We tend to eat, drink, and move less when we’re feeling under the weather. And we’re not alone—most animals reduce those same three behaviors when they’re fighting an infection.
By provoking immune responses in mice, the researchers demonstrated that a specific population of cells in the brainstem potently induce three telltale sickness behaviors.
In addition, inhibiting these neurons blunts each of these behavioral elements of the sickness response.
“We are still in the early days of trying to understand the brain’s role in infection,” says Jeffrey M. professor at Rockefeller University. “But with these results, we now have a unique opportunity to ask: What does your brain look like when you’re sick?”
“These behavioral changes during infection are really important for survival,” says lead author Anoj Ilanges, a former graduate student in Friedman’s lab, now a group leader at the HHMI Janelia Research Campus.
The team began by exposing mice to LPS, a piece of bacterial cell wall that activates the immune system and potently induces sickness behavior. Shortly after an injection of LPS, there was a spike in activity in a brainstem region known as the dorsal vagal complex, among a population of neurons expressing the neuropeptide ADCYAP1.
To confirm that they had found the right brain cells, the researchers then activated those neurons in healthy mice and they found that the animals ate, drank, and moved around less. In contrast, when the ADCYAP1 neurons were deactivated, the effect of LPS on these behaviors was significantly reduced.

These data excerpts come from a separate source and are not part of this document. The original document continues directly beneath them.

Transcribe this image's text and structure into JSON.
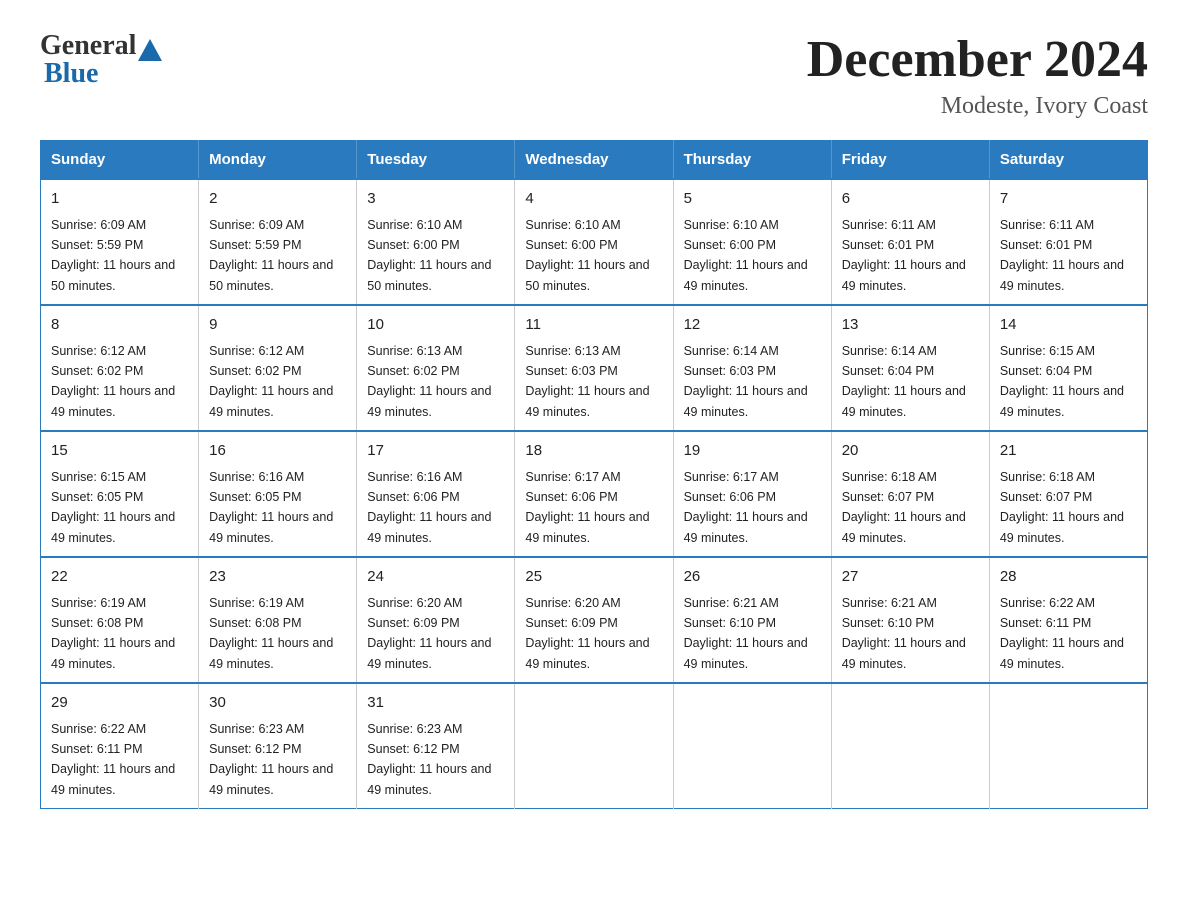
{
  "logo": {
    "part1": "General",
    "part2": "Blue"
  },
  "title": "December 2024",
  "subtitle": "Modeste, Ivory Coast",
  "days_header": [
    "Sunday",
    "Monday",
    "Tuesday",
    "Wednesday",
    "Thursday",
    "Friday",
    "Saturday"
  ],
  "weeks": [
    [
      {
        "day": "1",
        "sunrise": "6:09 AM",
        "sunset": "5:59 PM",
        "daylight": "11 hours and 50 minutes."
      },
      {
        "day": "2",
        "sunrise": "6:09 AM",
        "sunset": "5:59 PM",
        "daylight": "11 hours and 50 minutes."
      },
      {
        "day": "3",
        "sunrise": "6:10 AM",
        "sunset": "6:00 PM",
        "daylight": "11 hours and 50 minutes."
      },
      {
        "day": "4",
        "sunrise": "6:10 AM",
        "sunset": "6:00 PM",
        "daylight": "11 hours and 50 minutes."
      },
      {
        "day": "5",
        "sunrise": "6:10 AM",
        "sunset": "6:00 PM",
        "daylight": "11 hours and 49 minutes."
      },
      {
        "day": "6",
        "sunrise": "6:11 AM",
        "sunset": "6:01 PM",
        "daylight": "11 hours and 49 minutes."
      },
      {
        "day": "7",
        "sunrise": "6:11 AM",
        "sunset": "6:01 PM",
        "daylight": "11 hours and 49 minutes."
      }
    ],
    [
      {
        "day": "8",
        "sunrise": "6:12 AM",
        "sunset": "6:02 PM",
        "daylight": "11 hours and 49 minutes."
      },
      {
        "day": "9",
        "sunrise": "6:12 AM",
        "sunset": "6:02 PM",
        "daylight": "11 hours and 49 minutes."
      },
      {
        "day": "10",
        "sunrise": "6:13 AM",
        "sunset": "6:02 PM",
        "daylight": "11 hours and 49 minutes."
      },
      {
        "day": "11",
        "sunrise": "6:13 AM",
        "sunset": "6:03 PM",
        "daylight": "11 hours and 49 minutes."
      },
      {
        "day": "12",
        "sunrise": "6:14 AM",
        "sunset": "6:03 PM",
        "daylight": "11 hours and 49 minutes."
      },
      {
        "day": "13",
        "sunrise": "6:14 AM",
        "sunset": "6:04 PM",
        "daylight": "11 hours and 49 minutes."
      },
      {
        "day": "14",
        "sunrise": "6:15 AM",
        "sunset": "6:04 PM",
        "daylight": "11 hours and 49 minutes."
      }
    ],
    [
      {
        "day": "15",
        "sunrise": "6:15 AM",
        "sunset": "6:05 PM",
        "daylight": "11 hours and 49 minutes."
      },
      {
        "day": "16",
        "sunrise": "6:16 AM",
        "sunset": "6:05 PM",
        "daylight": "11 hours and 49 minutes."
      },
      {
        "day": "17",
        "sunrise": "6:16 AM",
        "sunset": "6:06 PM",
        "daylight": "11 hours and 49 minutes."
      },
      {
        "day": "18",
        "sunrise": "6:17 AM",
        "sunset": "6:06 PM",
        "daylight": "11 hours and 49 minutes."
      },
      {
        "day": "19",
        "sunrise": "6:17 AM",
        "sunset": "6:06 PM",
        "daylight": "11 hours and 49 minutes."
      },
      {
        "day": "20",
        "sunrise": "6:18 AM",
        "sunset": "6:07 PM",
        "daylight": "11 hours and 49 minutes."
      },
      {
        "day": "21",
        "sunrise": "6:18 AM",
        "sunset": "6:07 PM",
        "daylight": "11 hours and 49 minutes."
      }
    ],
    [
      {
        "day": "22",
        "sunrise": "6:19 AM",
        "sunset": "6:08 PM",
        "daylight": "11 hours and 49 minutes."
      },
      {
        "day": "23",
        "sunrise": "6:19 AM",
        "sunset": "6:08 PM",
        "daylight": "11 hours and 49 minutes."
      },
      {
        "day": "24",
        "sunrise": "6:20 AM",
        "sunset": "6:09 PM",
        "daylight": "11 hours and 49 minutes."
      },
      {
        "day": "25",
        "sunrise": "6:20 AM",
        "sunset": "6:09 PM",
        "daylight": "11 hours and 49 minutes."
      },
      {
        "day": "26",
        "sunrise": "6:21 AM",
        "sunset": "6:10 PM",
        "daylight": "11 hours and 49 minutes."
      },
      {
        "day": "27",
        "sunrise": "6:21 AM",
        "sunset": "6:10 PM",
        "daylight": "11 hours and 49 minutes."
      },
      {
        "day": "28",
        "sunrise": "6:22 AM",
        "sunset": "6:11 PM",
        "daylight": "11 hours and 49 minutes."
      }
    ],
    [
      {
        "day": "29",
        "sunrise": "6:22 AM",
        "sunset": "6:11 PM",
        "daylight": "11 hours and 49 minutes."
      },
      {
        "day": "30",
        "sunrise": "6:23 AM",
        "sunset": "6:12 PM",
        "daylight": "11 hours and 49 minutes."
      },
      {
        "day": "31",
        "sunrise": "6:23 AM",
        "sunset": "6:12 PM",
        "daylight": "11 hours and 49 minutes."
      },
      null,
      null,
      null,
      null
    ]
  ]
}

“We didn’t know if the same or different neurons regulated each of these behaviors,” Friedman says. “We found it surprising that a single neuronal population appears to regulate each of these components of the sickness response.”
The authors were not, however, altogether surprised that this brainstem region was involved in mediating sickness behaviors. The dorsal vagal complex is one of a precious few physiological crossroads of the central nervous system, where an absence of the blood brain barrier enables circulating factors in the blood to pass information directly to the brain.
“This region has emerged as a kind of alert center for the brain, conveying information about aversive or noxious substances that, more often than not, reduce food intake,” Friedman says.
In the coming months, Friedman’s team intends to incorporate these findings into their overall goal of understanding the physiological signals and neural circuitry that regulate feeding behavior. They are specifically interested in understanding why even mice engineered to eat voraciously will nonetheless stop eating when exposed to bacterial infections.
Meanwhile, Ilanges plans to investigate what role other brain regions play in response to infections, expanding our knowledge of the brain’s role during this critical process.